India Intelligence Report
 

   India to Pay Myanmar for Port

 

 

  • India is negotiating an aid package to Myanmar to gain access to Sittwe port

  • Sittwe will give access to Northeastern states

  • Bangladesh is not cooperating on road, rail, port access

Vexed with Bangladesh’s recalcitrant attitude to deny land, sea, and rail access to North Eastern India from the mainland, India is offering Myanmar money and sops to open a sea and river trade route. Reports say that the aid of USD 103 million (Rs 475 crores) is meant to help Yangon develop its Sittwe port on the Bay of Bengal and make a river connecting Mizoram and Myanmar navigable for cargo.
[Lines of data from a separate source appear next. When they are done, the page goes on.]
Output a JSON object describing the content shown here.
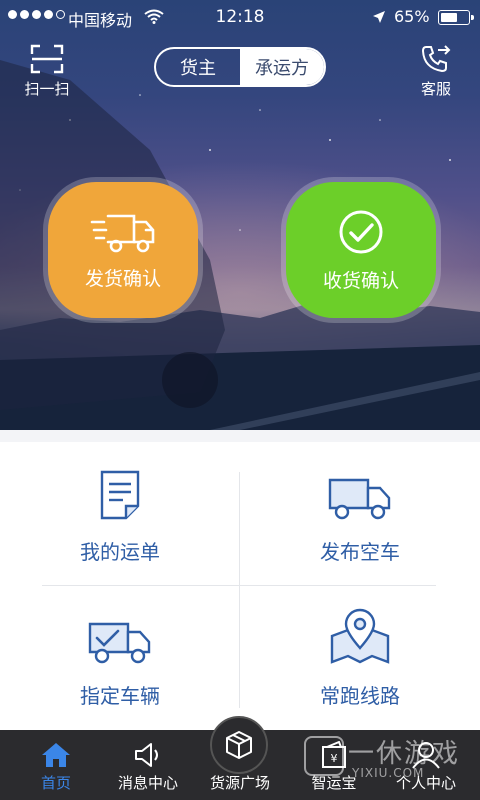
{
  "status_bar": {
    "signal_dots_filled": 4,
    "signal_dots_total": 5,
    "carrier": "中国移动",
    "time": "12:18",
    "battery_percent": "65%",
    "battery_level": 0.65
  },
  "header": {
    "scan_label": "扫一扫",
    "service_label": "客服",
    "role_toggle": {
      "selected": "货主",
      "other": "承运方"
    }
  },
  "hero_actions": {
    "ship_confirm_label": "发货确认",
    "receive_confirm_label": "收货确认",
    "colors": {
      "ship": "#f0a63a",
      "receive": "#6ccf29"
    }
  },
  "grid": {
    "items": [
      {
        "label": "我的运单",
        "icon": "document-icon"
      },
      {
        "label": "发布空车",
        "icon": "empty-truck-icon"
      },
      {
        "label": "指定车辆",
        "icon": "checked-truck-icon"
      },
      {
        "label": "常跑线路",
        "icon": "map-location-icon"
      }
    ],
    "label_color": "#2f5ea6"
  },
  "tabbar": {
    "tabs": [
      {
        "label": "首页",
        "icon": "home-icon",
        "active": true
      },
      {
        "label": "消息中心",
        "icon": "speaker-icon",
        "active": false
      },
      {
        "label": "货源广场",
        "icon": "cube-icon",
        "active": false
      },
      {
        "label": "智运宝",
        "icon": "wallet-icon",
        "active": false
      },
      {
        "label": "个人中心",
        "icon": "person-icon",
        "active": false
      }
    ],
    "active_color": "#3b86e8"
  },
  "watermark": {
    "title": "一休游戏",
    "domain": "YIXIU.COM"
  }
}
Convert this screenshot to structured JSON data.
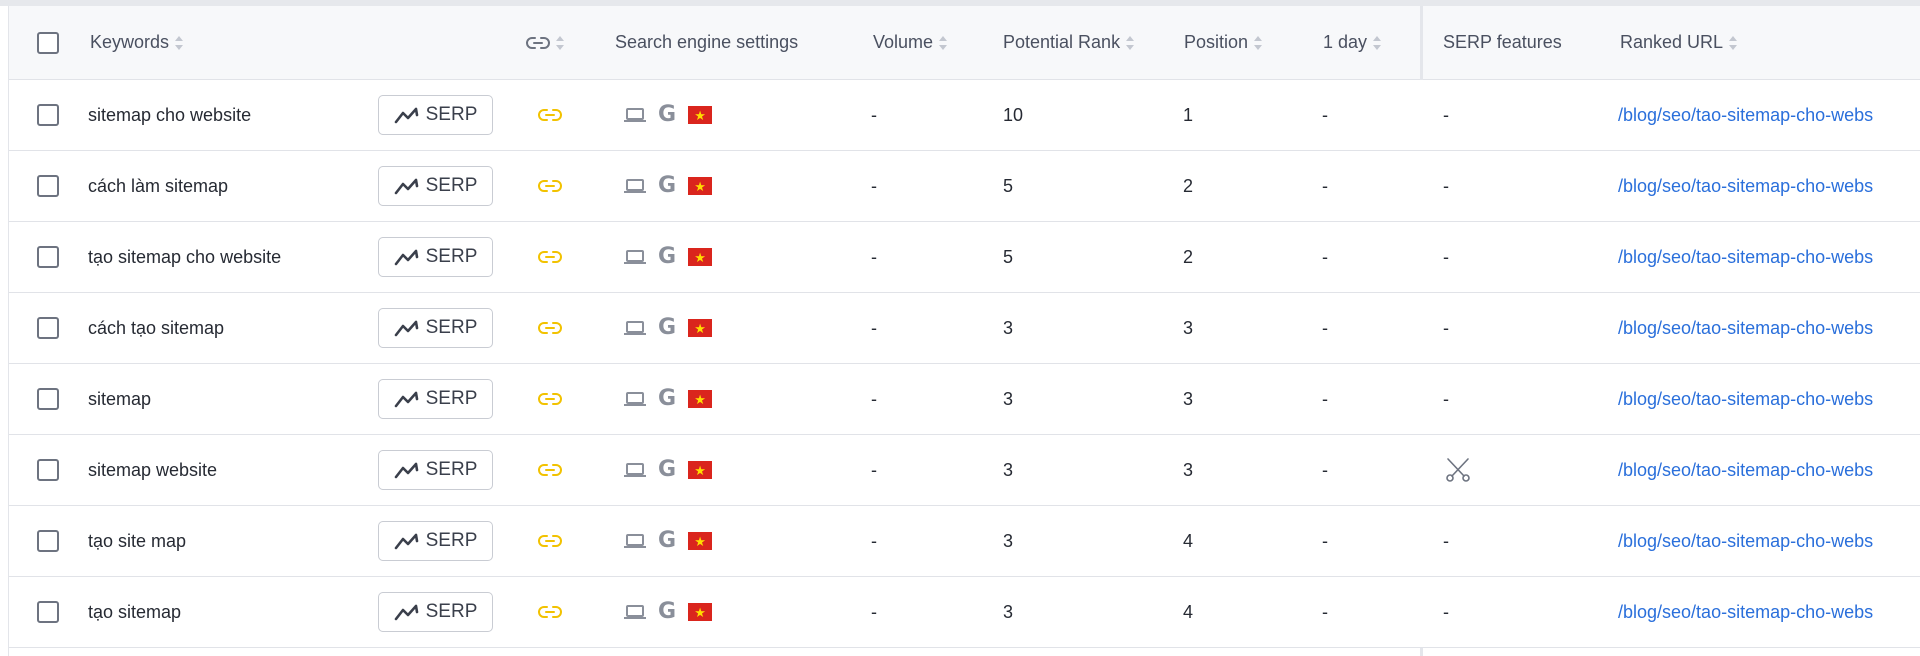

Federal Minister of state for commerce Jairam Ramesh said “The future of (the) Northeast lies in bypassing Bangladesh. Sittwe will be the gateway for these states.” According to the government-owned engineering consultant and project manager RITES the plan is to ferry goods from Sittwe northwards along the river Kaladan to Mizoram which is less than 200 km away. Ramesh estimates that the project would take three years to finish from its date of launch and also revealed that Indian Foreign Secretary Shyam Saran “is in Yangon” to negotiate the deal.

Ramesh said that it had offered large packages to Bangladesh but Dhaka’s lack of providing transit for Northeast-bound cargo scuttled these measures. India has been requesting Bangladesh to allow double-entry visa for individuals and rail and road transit for goods to ease movement between the Northeast and the rest of the country. India had also proposed that the Chittagong port be developed as the gateway to the northeastern states.

The nearest available ports for the seven northeastern states are Calcutta and Haldia which would mean long truck rides through difficult hilly terrain. One of the major obstacles for the economic development of the Northeast is the lack of access. Sittwe gives the region the necessary access from Calcutta, Visakhapatanam, or Chennai.

India also wants to acquire two offshore blocks in Myanmar to access natural gas and transit it through a pipeline to the Northeast but the project has been delayed because Bangladesh, through which the proposed pipeline must pass, has raised obstacles. New Delhi is now working on alternative arrangements.

India is also aware of the precariousness of the situation and is working urgently as China has already proposed a plan to lay a pipeline Sittwe to Kunmin, the capital of China’s Yunnan province.

Saran’s visit to Myanmar builds on President A.P.J. Abdul Kalam’s visit to that country in March this year.